Guy's newsletter: gagging, bees & bad farming

In 2013, after years of campaigning from both sides of the divide, the EU finally voted to ban neonicotinoid insecticides on crops attractive to bees. Numerous studies suggest it is linked to collapsing bee numbers, and for once it seemed that environmental concerns had been put ahead of commercial interests, albeit reluctantly in the UK, where our government fought the ban to the end.

Last week, caving into pressure from the NFU and pesticide manufacturers, Defra temporarily overturned the ban in Suffolk, Cambridgeshire, Bedfordshire and Hertfordshire. The justification was the NFU’s claim that growing oilseed rape was “becoming impossible” due to attacks by flea beetle. It turns out that related losses amounted to just 3.5% of the crop last year; not quite my definition of “impossible”, but deemed to be more important than bees by our government. It would seem that the decision was not even supported by their own pesticide advisers who have been gagged, with minutes of meetings kept secret.

We have lost crops to flea beetle at Riverford but the severity of attack declines later in the summer, and by the time that oilseed rape is being sown in August and September I am surprised they are deemed such a problem. In our experience, rain falling as seedlings emerge is normally enough to suppress flea beetle activity and get a crop away, and it is soon strong enough to outgrow any damage. In the case of rape, the wide potential sowing window leaves plenty of time to re-sow in September if you are unlucky. Looking at rape crops from train windows I would suggest that waterlogging and poor soil structure (normally the result of bad farming) are much more serious causes of crop loss.

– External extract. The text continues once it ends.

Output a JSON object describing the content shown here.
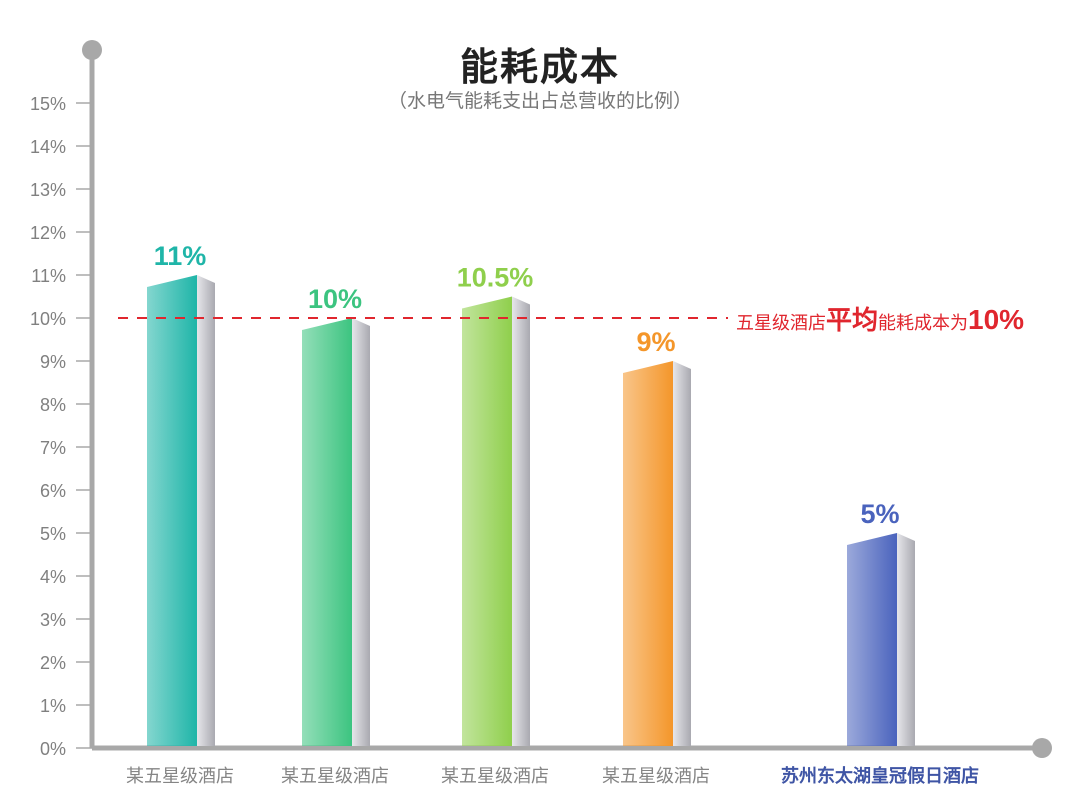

I can’t help noticing that the four counties judged to be worst affected by flea beetle happen to be the ones with the fewest hedges and trees, the largest fields, the least grass and species diversity and the greatest prevalence of combinable annual monocultures. Like all insects, flea beetles have natural predators in a diverse countryside but very few in the ecological desert of most intensive arable farms. Could this be a problem farmers have brought on themselves by their own bad farming? Now bees and the rest of us are paying the price.